We have photos -- many thousands of photos. We have boxes and boxes of photo prints and negatives. We have dozens of fat binders filled with slides in sleeves. Most of those images have not been looked at in years.

These days, who wants to set up a projector to look at slides? Who wants to pick through boxes of photos, even if they are sorted nicely in chronological order? (Never mind the ones we never got around to sorting and filing so nicely!) But what a shame to let them all just sit on shelves and in storage cabinets. How much better it would be to be able to review them easily -- to enjoy them.

So, we bought two scanners -- one for scanning slides and negatives, and another for scanning prints and memorabilia -- and we got busy. The idea was to digitize as many of our old photos as we could so that we could look at them easily whenever we wanted to on a computer or TV monitor. How long this will take remains to be seen: We have thousands of images, but we've only scanned a few hundred so far.

Each new batch of images we scan brings back a flood of memories -- not just of dives, but of people, places, experiences, past eras in our lives. We decided that we should not hoard the images and the memories they evoked; we should share them. We concluded that putting some of the more interesting images and stories on line would be the best way to do that.

That's how this project came about. We hope our readers enjoy our photos and the stories that go with them as much as we have enjoyed creating them.


About 'The Right Blue'

Jerry and BobbieThis is the story of our lifelong experience of the ocean. We have a strong affinity for the sea and everything in it and about it. Some might call this a passion or an obsession. We call it 'ocean devotion.'

Our most intimate association with the ocean has been as divers. We both have logged more than 2,000 dives -- and we reckon there were perhaps an additional hundred or so that were somehow left out of our logbooks over the years.

The Right Blue is, in part, a memoir of those thousands of dives -- with pictures! We'll recount some adventures we've had in the ocean, introduce you to many of the undersea creatures we've come to know, and we'll tell you some things we've learned about diving that are not taught in any certification course.

This blog is also part travelogue. We live in Hawaii, so more than half of our dives have been in our home waters. But in addition, we have traveled widely in order to sample the scenery beneath many of the tropical and semi-tropical seas around the globe. Everywhere we went, we kept notes and we took pictures. We'll share some of those here, too.

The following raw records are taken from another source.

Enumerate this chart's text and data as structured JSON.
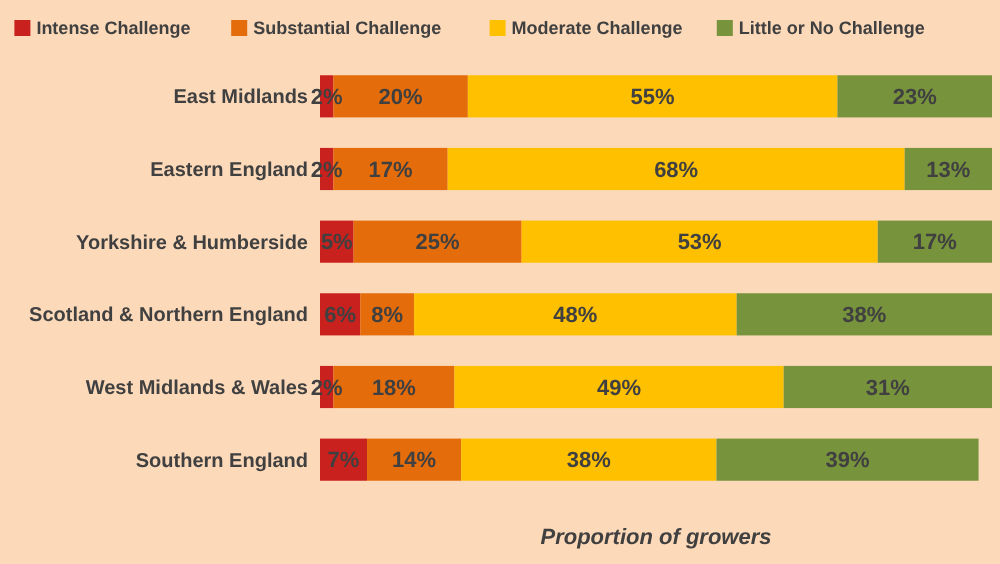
{
  "chart_data": {
    "type": "bar",
    "orientation": "horizontal",
    "stacked": true,
    "xlabel": "Proportion of growers",
    "legend": "top",
    "tick_labels": "y",
    "xlim": [
      0,
      100
    ],
    "categories": [
      "East Midlands",
      "Eastern England",
      "Yorkshire & Humberside",
      "Scotland & Northern England",
      "West Midlands & Wales",
      "Southern England"
    ],
    "series": [
      {
        "name": "Intense Challenge",
        "color": "#c9211e",
        "values": [
          2,
          2,
          5,
          6,
          2,
          7
        ],
        "value_labels": [
          "2%",
          "2%",
          "5%",
          "6%",
          "2%",
          "7%"
        ]
      },
      {
        "name": "Substantial Challenge",
        "color": "#e46c0a",
        "values": [
          20,
          17,
          25,
          8,
          18,
          14
        ],
        "value_labels": [
          "20%",
          "17%",
          "25%",
          "8%",
          "18%",
          "14%"
        ]
      },
      {
        "name": "Moderate Challenge",
        "color": "#ffc000",
        "values": [
          55,
          68,
          53,
          48,
          49,
          38
        ],
        "value_labels": [
          "55%",
          "68%",
          "53%",
          "48%",
          "49%",
          "38%"
        ]
      },
      {
        "name": "Little or No Challenge",
        "color": "#77933c",
        "values": [
          23,
          13,
          17,
          38,
          31,
          39
        ],
        "value_labels": [
          "23%",
          "13%",
          "17%",
          "38%",
          "31%",
          "39%"
        ]
      }
    ]
  }
}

Finally, The Right Blue is a compendium of observations, quotations, facts and factoids about the ocean, and a repository for some diver memorabilia that we have collected over the years.

About the Title

'The Right Blue' refers to the goal of a lifelong pursuit. Sea water viewed from beneath the surface comes in many hues and shades. Surfers wait for the perfect wave; divers seek the right blue.

About the Authors

Our names are Bobbie and Jerry. We live on the Big Island of Hawaii. Most of the thousands of dives we have logged have been in each other's company.